Simpang Siur Penonaktifan PBI BPJS, Komunikasi Pemerintah Dianggap Kacau

Sabtu 14-02-2026,11:26 WIB
Reporter : Andika Prasetya
Editor : Andika Prasetya

Lala (34), pasien gagal ginjal di Bekasi, juga tidak bisa menjalani jadwal cuci darah akibat status kepesertaan yang mendadak nonaktif. Kondisinya memburuk dan mengalami sesak napas pada Rabu 04 Februari 2026.

Dampak serupa dialami seorang lansia berusia 90 tahun di Depok yang menunda kontrol paru-paru.

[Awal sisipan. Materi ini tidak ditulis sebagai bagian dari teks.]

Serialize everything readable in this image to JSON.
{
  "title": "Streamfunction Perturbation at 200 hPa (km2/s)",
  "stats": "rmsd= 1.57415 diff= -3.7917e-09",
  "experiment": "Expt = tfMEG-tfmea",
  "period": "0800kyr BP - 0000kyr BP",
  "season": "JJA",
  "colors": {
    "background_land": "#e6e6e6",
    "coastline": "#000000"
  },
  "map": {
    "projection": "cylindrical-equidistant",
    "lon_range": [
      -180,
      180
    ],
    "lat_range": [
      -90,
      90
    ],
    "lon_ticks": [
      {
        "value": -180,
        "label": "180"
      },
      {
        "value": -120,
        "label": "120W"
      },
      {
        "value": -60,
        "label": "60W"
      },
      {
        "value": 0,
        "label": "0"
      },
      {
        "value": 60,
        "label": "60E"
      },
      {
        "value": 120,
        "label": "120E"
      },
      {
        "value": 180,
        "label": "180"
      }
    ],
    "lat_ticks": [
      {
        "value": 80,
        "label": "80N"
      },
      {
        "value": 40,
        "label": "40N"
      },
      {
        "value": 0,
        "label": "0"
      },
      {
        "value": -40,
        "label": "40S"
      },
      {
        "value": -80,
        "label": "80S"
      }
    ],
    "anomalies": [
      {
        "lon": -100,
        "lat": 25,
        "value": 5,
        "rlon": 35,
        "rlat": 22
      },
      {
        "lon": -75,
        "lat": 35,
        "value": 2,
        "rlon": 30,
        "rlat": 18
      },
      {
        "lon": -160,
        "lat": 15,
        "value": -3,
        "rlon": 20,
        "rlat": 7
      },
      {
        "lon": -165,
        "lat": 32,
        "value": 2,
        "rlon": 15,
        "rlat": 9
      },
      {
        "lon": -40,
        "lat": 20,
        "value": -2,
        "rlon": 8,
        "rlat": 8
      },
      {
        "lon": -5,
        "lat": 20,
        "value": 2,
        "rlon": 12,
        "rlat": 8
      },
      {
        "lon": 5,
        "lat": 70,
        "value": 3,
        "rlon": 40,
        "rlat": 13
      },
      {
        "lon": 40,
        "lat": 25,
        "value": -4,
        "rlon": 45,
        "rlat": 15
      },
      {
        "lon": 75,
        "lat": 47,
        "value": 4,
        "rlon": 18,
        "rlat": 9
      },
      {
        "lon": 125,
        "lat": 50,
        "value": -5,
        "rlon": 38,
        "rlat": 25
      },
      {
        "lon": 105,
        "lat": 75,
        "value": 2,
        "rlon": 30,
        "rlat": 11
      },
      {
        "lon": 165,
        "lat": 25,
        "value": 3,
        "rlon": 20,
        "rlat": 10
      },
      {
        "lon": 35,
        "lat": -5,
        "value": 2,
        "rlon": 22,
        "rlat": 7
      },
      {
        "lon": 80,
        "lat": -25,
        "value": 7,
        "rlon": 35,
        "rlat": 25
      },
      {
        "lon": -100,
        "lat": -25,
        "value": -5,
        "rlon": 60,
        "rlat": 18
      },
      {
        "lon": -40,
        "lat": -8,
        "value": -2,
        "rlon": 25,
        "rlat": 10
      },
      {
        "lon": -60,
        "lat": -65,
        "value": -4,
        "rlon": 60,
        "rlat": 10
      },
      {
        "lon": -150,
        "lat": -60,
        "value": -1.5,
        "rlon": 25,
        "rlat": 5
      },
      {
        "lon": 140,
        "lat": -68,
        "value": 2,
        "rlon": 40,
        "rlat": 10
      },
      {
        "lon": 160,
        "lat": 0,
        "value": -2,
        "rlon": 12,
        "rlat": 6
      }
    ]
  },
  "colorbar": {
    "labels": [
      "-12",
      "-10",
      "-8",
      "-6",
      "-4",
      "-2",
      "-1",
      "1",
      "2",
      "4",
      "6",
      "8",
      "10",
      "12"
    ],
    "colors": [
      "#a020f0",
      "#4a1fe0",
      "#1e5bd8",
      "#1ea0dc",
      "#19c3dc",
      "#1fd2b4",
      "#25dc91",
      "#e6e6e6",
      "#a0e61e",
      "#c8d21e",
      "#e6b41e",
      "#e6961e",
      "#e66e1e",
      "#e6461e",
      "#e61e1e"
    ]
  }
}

Sarjono (74) di Wirobrajan, Yogyakarta, juga mengalami kesulitan melakukan kontrol jantung rutin.

Kasus-kasus tersebut memperlihatkan bagaimana perubahan administratif dapat langsung berpengaruh pada layanan kesehatan masyarakat ketika informasi tidak tersampaikan dengan baik.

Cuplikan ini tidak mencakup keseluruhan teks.